In my first installment of “Not Who You Think It Is”, I apparently jumped the gun a bit when I mentioned there were no Phillies injuries to worry about (yet). Note I did use that disclaimer “yet”. Because now it appears that Chase Utley has been hampered so far this spring by what has been diagnosed as patellar tendinitis.

Patellar tendinitis is also known as “jumper’s knee”, which begs the question as to what Chase has been doing this offseason, hmm? Turns out it can be caused by many activities that don’t involve jumping, so I guess we can stop wondering what Chase was spending all his time jumping over, or on.

So to distract my thoughts from Chase’s knee, let’s get on with the next entry in the possible mistaken identity sweepstakes, Buster Brown.

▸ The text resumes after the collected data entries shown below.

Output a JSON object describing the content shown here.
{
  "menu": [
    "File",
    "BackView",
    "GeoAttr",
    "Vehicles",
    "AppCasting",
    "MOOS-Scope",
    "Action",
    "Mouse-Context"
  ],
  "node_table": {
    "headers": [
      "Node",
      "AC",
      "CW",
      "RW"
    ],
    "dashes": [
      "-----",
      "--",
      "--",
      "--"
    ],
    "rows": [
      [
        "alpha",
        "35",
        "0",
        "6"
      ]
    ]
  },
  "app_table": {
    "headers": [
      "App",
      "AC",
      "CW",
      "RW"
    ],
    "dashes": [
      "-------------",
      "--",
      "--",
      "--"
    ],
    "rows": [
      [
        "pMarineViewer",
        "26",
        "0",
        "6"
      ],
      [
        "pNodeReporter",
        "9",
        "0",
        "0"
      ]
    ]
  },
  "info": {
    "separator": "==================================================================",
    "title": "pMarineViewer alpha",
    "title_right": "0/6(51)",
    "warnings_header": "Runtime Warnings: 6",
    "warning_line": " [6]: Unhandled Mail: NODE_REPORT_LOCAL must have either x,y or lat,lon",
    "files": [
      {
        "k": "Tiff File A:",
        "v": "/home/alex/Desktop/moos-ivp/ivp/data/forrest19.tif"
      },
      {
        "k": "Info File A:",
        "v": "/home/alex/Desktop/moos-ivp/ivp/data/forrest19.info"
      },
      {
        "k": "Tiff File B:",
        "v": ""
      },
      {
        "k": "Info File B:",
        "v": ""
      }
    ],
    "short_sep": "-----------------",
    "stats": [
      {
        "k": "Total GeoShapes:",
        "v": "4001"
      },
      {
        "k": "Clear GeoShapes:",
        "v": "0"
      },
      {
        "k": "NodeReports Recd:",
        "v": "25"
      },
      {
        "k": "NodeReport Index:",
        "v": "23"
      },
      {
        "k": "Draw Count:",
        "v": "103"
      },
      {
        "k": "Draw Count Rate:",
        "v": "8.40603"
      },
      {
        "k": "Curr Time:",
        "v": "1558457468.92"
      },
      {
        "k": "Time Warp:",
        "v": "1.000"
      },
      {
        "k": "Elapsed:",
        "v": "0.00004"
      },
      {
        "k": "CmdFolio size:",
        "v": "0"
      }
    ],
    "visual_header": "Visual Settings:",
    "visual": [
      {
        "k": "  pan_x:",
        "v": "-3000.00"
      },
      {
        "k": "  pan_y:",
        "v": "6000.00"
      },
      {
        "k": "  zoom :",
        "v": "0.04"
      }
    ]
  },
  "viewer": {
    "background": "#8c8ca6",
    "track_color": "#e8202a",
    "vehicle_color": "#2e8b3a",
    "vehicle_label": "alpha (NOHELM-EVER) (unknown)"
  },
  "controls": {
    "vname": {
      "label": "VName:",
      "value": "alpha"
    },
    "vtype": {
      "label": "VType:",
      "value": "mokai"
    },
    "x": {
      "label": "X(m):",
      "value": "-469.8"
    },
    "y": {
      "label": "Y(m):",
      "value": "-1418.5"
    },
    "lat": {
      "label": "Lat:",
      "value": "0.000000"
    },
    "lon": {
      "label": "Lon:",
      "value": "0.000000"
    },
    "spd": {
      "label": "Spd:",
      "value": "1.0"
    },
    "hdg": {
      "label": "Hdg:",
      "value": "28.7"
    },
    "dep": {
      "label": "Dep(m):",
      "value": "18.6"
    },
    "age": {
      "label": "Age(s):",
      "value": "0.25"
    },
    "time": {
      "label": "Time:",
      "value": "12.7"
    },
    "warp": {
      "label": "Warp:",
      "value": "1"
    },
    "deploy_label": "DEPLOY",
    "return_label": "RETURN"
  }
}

If you’re of a certain generation, the first thought that pops into your head when you hear the name “Buster Brown” is probably a pair of shoes you had (or wish you had) as a child.

buster brown shoe logo.jpg[an aside: is this not the creepiest looking dog in advertising history? How on earth did they plan to appeal to children with a psycho dog that looks like it’s about to shred you apart with a huge mouthful of piranha teeth??]

But just like Ethan Allen, there was no Buster Brown heading up Buster Brown shoes. There was, though, a George Brown, who started the Brown Shoe Company in 1878. In 1904, the Brown Shoe Company purchased the rights to the name Buster Brown, which was a popular comic strip that had debuted in 1902.

Blues fans may remember a different Buster Brown, who cracked the pop Top 40 and hit #1 on the Billboard R&B charts in 1960 with his song “Fannie Mae”, presumably not about affordable housing.

buster brown blues.jpg
Finally, we have Buster Brown the baseball player. A major league pitcher from 1905 to 1913, he appeared in 31 games for the Phillies from 1907 to 1909, compiling a 9-6 record with a 2.56 ERA.

His career totals would be less than stellar at 51-103, which would probably be why we think of shoes first, and not him.

Next time, rock icons that played for the Phillies?



  1. greg1969

    Well, Sue, the “jumper’s knee” might make it a little more difficult for Utley to “Chase” balls around. (His name always sounds like a runner, to me!) πŸ˜‰ The dog is going to play for the New Yorks, and not the “Yorkies? Hmmm… πŸ˜‰
    Take care, Sue! I hope Utley can get back to Chasing soon enough…

  2. blithescribe

    What a great idea for a blog series, Sue! I have always been amused by players with “not who you think it is” names too. When Milton Bradley first started playing, I did a double take every time I read his name in the box scores.
    The dog is very scary but Buster Brown isn’t exactly wholesome looking either.
    This is a very simple game…

  3. crzblue2

    Yucko on that picture of the dog and EWWW! Jeff’s image of lard while I am eating was no bueno.
    Great idea on the post and sorry to hear about our local boy Utley.

  4. Catherine

    I don’t know, maybe it’s just me, but there’s something about that dog’s psychotic appearance that’s a bit endearing to me. As for Buster Brown the baseball player…well, his hair is slightly less endearing.